About the speaker: Osamu Tatebe received his Ph.D. in Computer Science from the University of Tokyo in 1997. He worked at the Electrotechnical Laboratory (ETL) and the National Institute of Advanced Industrial Science and Technology (AIST) until 2006. He is currently a professor at the Center for Computational Sciences at the University of Tsukuba. Since 2000, he has led the research and development of the Gfarm file system, which is currently used in a nationwide 100PB HPCI shared storage infrastructure in Japan.
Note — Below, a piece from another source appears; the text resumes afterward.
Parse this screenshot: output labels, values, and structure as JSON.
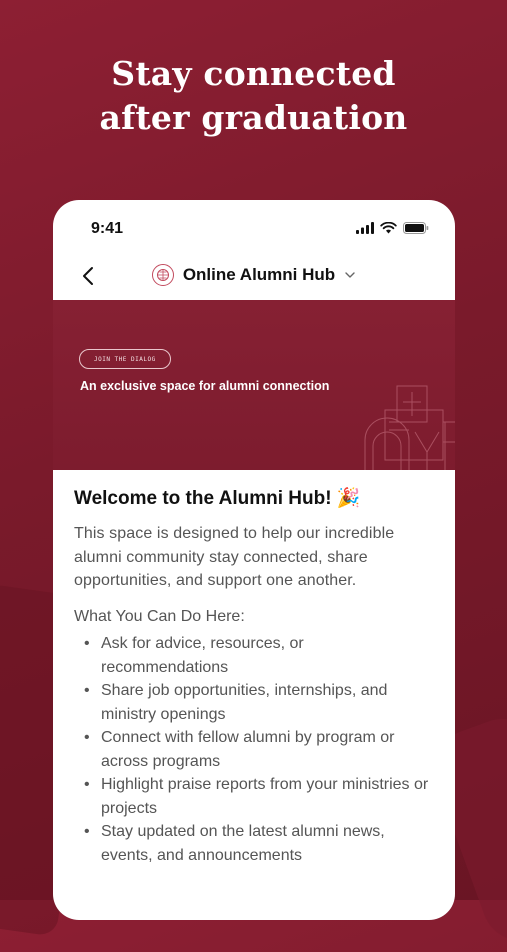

He is presently engaged in the exploration of the next generation of high performance computing (HPC) storage architecture. He has received awards in the SC2003 High Performance Bandwidth Challenge, the SC2005 StorCloud Challenge, and the SC2006 Storage Challenge. His research interests include HPC storage architecture and HPC system software.